Not that I get it right all the time. None of us do. I get pissed off at people. I get selfish with my stuff at times. I forget that every single one of us is God’s child, loved by God, and that we should treat all of God’s children the way God would want us to treat them. It is hard sometimes to love every child of God. Yet that is what God calls us to do. “What about the people who do bad things?” you may ask. “How can I love someone who causes harm?” To that I say that loving someone does not mean that you allow people to run amok or get away with evil. You must establish boundaries so that you do not allow others to take advantage of you, but that doesn’t mean you should do it without love and concern for the common good and for all people, including the one with whom you are in conflict.
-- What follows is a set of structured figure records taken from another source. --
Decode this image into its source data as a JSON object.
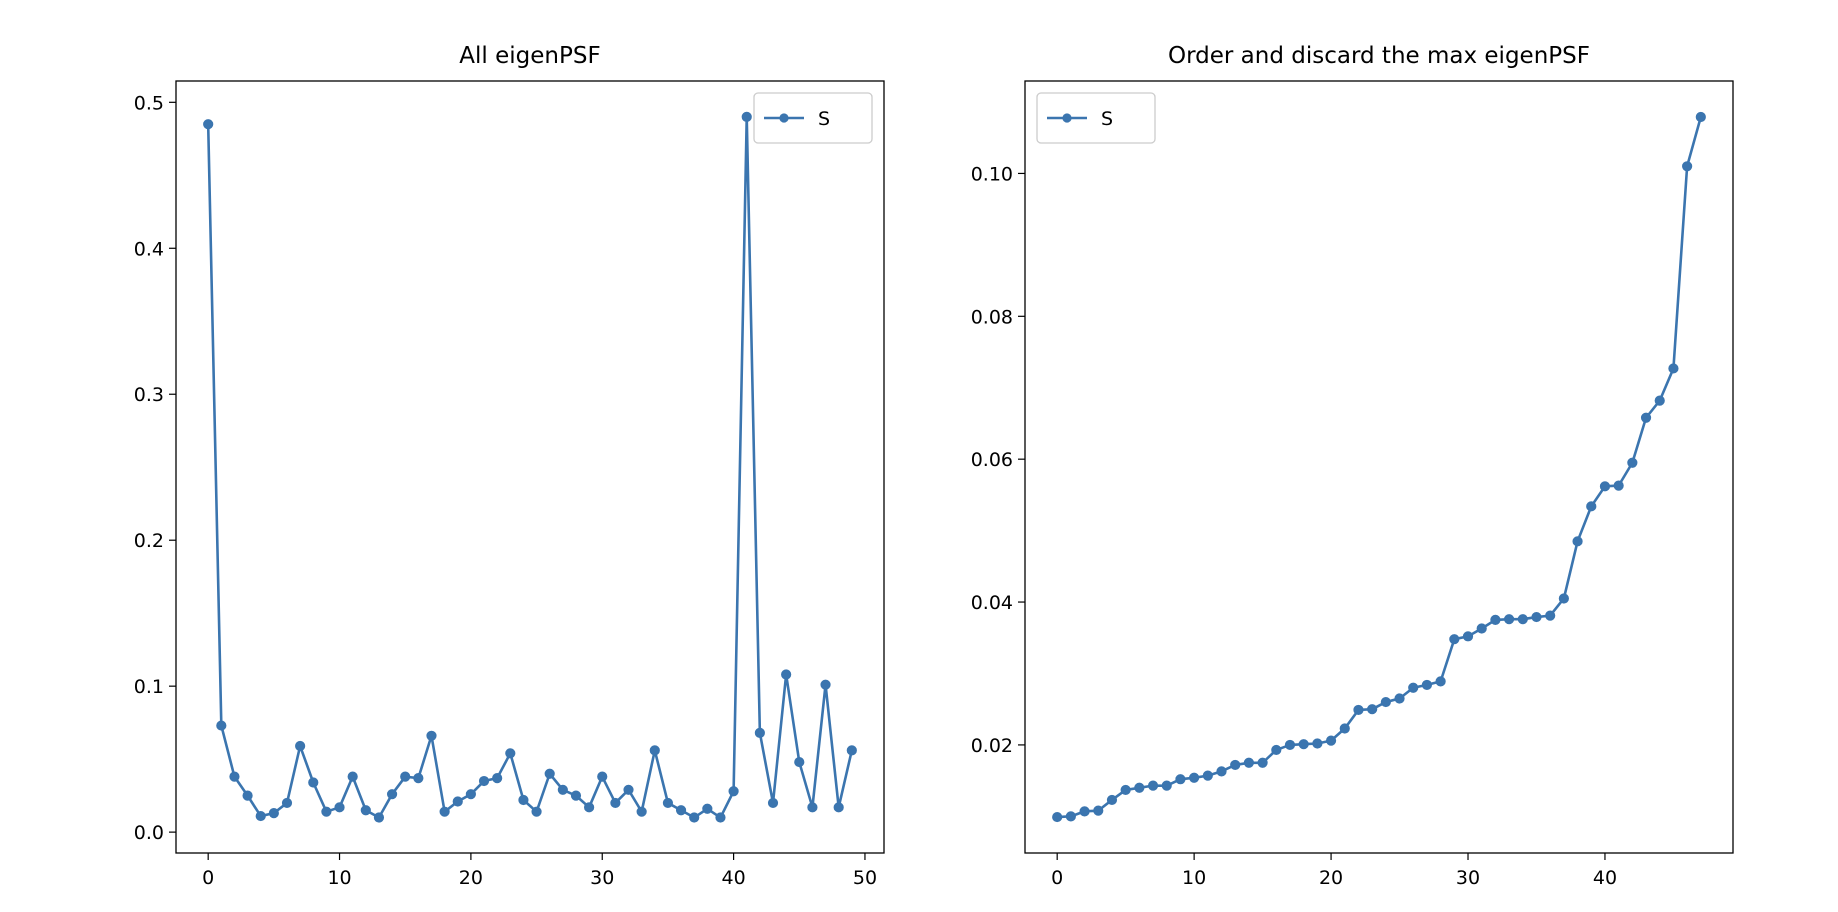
{
  "chart_data": [
    {
      "type": "line",
      "title": "All eigenPSF",
      "xlabel": "",
      "ylabel": "",
      "xlim": [
        -2.45,
        51.45
      ],
      "ylim": [
        -0.0143,
        0.5146
      ],
      "xticks": [
        0,
        10,
        20,
        30,
        40,
        50
      ],
      "yticks": [
        0.0,
        0.1,
        0.2,
        0.3,
        0.4,
        0.5
      ],
      "grid": false,
      "legend": {
        "placement": "upper-right",
        "entries": [
          "S"
        ]
      },
      "series": [
        {
          "name": "S",
          "color": "#3b75af",
          "marker": "circle",
          "x": [
            0,
            1,
            2,
            3,
            4,
            5,
            6,
            7,
            8,
            9,
            10,
            11,
            12,
            13,
            14,
            15,
            16,
            17,
            18,
            19,
            20,
            21,
            22,
            23,
            24,
            25,
            26,
            27,
            28,
            29,
            30,
            31,
            32,
            33,
            34,
            35,
            36,
            37,
            38,
            39,
            40,
            41,
            42,
            43,
            44,
            45,
            46,
            47,
            48,
            49
          ],
          "values": [
            0.485,
            0.073,
            0.038,
            0.025,
            0.011,
            0.013,
            0.02,
            0.059,
            0.034,
            0.014,
            0.017,
            0.038,
            0.015,
            0.01,
            0.026,
            0.038,
            0.037,
            0.066,
            0.014,
            0.021,
            0.026,
            0.035,
            0.037,
            0.054,
            0.022,
            0.014,
            0.04,
            0.029,
            0.025,
            0.017,
            0.038,
            0.02,
            0.029,
            0.014,
            0.056,
            0.02,
            0.015,
            0.01,
            0.016,
            0.01,
            0.028,
            0.49,
            0.068,
            0.02,
            0.108,
            0.048,
            0.017,
            0.101,
            0.017,
            0.056
          ]
        }
      ]
    },
    {
      "type": "line",
      "title": "Order and discard the max eigenPSF",
      "xlabel": "",
      "ylabel": "",
      "xlim": [
        -2.35,
        49.35
      ],
      "ylim": [
        0.00487,
        0.11294
      ],
      "xticks": [
        0,
        10,
        20,
        30,
        40
      ],
      "yticks": [
        0.02,
        0.04,
        0.06,
        0.08,
        0.1
      ],
      "grid": false,
      "legend": {
        "placement": "upper-left",
        "entries": [
          "S"
        ]
      },
      "series": [
        {
          "name": "S",
          "color": "#3b75af",
          "marker": "circle",
          "x": [
            0,
            1,
            2,
            3,
            4,
            5,
            6,
            7,
            8,
            9,
            10,
            11,
            12,
            13,
            14,
            15,
            16,
            17,
            18,
            19,
            20,
            21,
            22,
            23,
            24,
            25,
            26,
            27,
            28,
            29,
            30,
            31,
            32,
            33,
            34,
            35,
            36,
            37,
            38,
            39,
            40,
            41,
            42,
            43,
            44,
            45,
            46,
            47
          ],
          "values": [
            0.0099,
            0.01,
            0.0107,
            0.0108,
            0.0123,
            0.0137,
            0.014,
            0.0143,
            0.0143,
            0.0152,
            0.0154,
            0.0157,
            0.0163,
            0.0172,
            0.0175,
            0.0175,
            0.0193,
            0.02,
            0.0201,
            0.0202,
            0.0206,
            0.0223,
            0.0249,
            0.025,
            0.026,
            0.0265,
            0.028,
            0.0284,
            0.0289,
            0.0348,
            0.0352,
            0.0363,
            0.0375,
            0.0376,
            0.0376,
            0.0379,
            0.0381,
            0.0405,
            0.0485,
            0.0534,
            0.0562,
            0.0563,
            0.0595,
            0.0658,
            0.0682,
            0.0727,
            0.101,
            0.1079
          ]
        }
      ]
    }
  ]
}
Is this sounding a bit like a sermon? I didn’t start out to write a sermon here, and yet these are the thoughts on my mind lately. These are the ideas that are rambling about in my brain. And there is one term that keeps coming back to me – radical hospitality. It is this theme of radical hospitality that continually comes back to me. God is speaking to me. There is something I need to do in terms of radical hospitality. I don’t know just what it is yet, but God is leading me there in God’s time rather than mine. The seed is planted, and now it is up to me to nurture it and help it grow. I feel led to delve deeper into my study of the Bible, to read the Gospels more closely, to focus on Jesus’ acts of radical hospitality. His washing the disciples’ feet comes to mind, being servant rather than leader.

Where am I headed? Where will all this lead? I haven’t a clue, but I trust in God. If I hold my heart open to God’s leading I know I will have the direction made clear to me. One thing that has become clear as I have written this is that I need to focus my energies on me, to make myself a role model for others rather than trying to change others.
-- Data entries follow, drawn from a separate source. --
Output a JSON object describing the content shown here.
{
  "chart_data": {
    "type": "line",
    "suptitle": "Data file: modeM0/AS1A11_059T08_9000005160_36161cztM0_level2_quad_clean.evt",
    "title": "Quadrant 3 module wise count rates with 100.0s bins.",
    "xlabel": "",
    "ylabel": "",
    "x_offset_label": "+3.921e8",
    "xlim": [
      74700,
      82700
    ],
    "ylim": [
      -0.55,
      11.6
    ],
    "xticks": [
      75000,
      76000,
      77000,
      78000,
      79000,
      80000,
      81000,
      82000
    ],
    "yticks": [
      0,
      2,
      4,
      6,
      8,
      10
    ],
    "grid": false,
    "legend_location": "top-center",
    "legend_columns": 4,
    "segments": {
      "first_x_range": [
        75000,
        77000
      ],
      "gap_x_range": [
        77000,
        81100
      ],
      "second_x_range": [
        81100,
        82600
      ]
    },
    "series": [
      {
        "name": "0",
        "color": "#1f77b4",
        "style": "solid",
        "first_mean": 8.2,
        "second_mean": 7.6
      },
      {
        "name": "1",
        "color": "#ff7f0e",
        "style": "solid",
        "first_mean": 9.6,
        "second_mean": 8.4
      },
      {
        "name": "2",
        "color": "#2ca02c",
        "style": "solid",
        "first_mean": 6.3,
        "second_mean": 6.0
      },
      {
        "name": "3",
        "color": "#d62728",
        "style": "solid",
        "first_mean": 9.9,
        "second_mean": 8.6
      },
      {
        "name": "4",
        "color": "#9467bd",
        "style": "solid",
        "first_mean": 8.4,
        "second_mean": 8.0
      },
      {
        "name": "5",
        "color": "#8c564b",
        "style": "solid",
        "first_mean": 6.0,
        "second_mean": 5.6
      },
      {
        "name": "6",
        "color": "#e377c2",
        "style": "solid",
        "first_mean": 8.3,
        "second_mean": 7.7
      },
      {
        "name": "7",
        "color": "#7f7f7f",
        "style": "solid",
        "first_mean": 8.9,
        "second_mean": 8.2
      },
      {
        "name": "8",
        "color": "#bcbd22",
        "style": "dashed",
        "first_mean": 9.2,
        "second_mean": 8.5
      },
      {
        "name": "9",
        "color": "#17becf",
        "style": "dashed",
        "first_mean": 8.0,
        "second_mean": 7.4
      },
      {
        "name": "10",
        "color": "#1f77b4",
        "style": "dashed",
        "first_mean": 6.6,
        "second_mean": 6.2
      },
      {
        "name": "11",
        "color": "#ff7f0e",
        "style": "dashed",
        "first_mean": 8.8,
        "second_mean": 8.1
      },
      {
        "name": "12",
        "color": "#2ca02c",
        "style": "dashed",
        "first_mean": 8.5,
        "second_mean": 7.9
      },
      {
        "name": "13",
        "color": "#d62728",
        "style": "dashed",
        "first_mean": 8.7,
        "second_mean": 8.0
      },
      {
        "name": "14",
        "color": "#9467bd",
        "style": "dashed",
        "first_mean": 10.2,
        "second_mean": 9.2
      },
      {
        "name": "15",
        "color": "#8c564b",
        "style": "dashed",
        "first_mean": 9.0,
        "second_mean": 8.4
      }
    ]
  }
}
One other thought before I let go here. Church needs to be a place where we not only worship but our base for service to our community. Any church that is not serving the greater community in which it exists is not a glory to God no matter how many attend worship or how beautiful their sanctuary or how perfectly executed their worship services are. The church must exist outside the four walls of the church building, or it really doesn’t exist at all.
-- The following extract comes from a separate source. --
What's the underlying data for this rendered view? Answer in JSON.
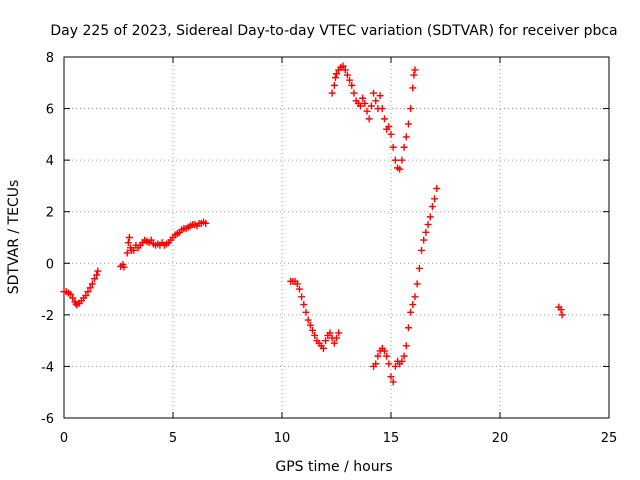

You may be wondering why any of the above is not the kind of thing I can talk about with real people in my real life.  After all, it isn't about affairs or unspoken bitchiness or anything that would necessarily get me into trouble.  It is, though, the kind of thing I feel uncomfortable talking about.  Religion, spirituality, church.  These things are difficult to talk about in real life for me because I don't feel people really understand me.  The conservative fundamentalist types find my ideas bizarrely radical.  The liberals find my Biblical interpretations too literal.  I am caught in a strange little netherworld.  Yet I know that God gets me.  God and I are good with each other.  I am quite confident in that, and that is what is truly important.

1 comment:

Jeni Angel said...

all of which is to say: this is why you should go to seminary to open your own church.

I am nowhere near religious, but if I was-you are the type of person who would be speaking my language. I think you would find you are not alone in your netherworld.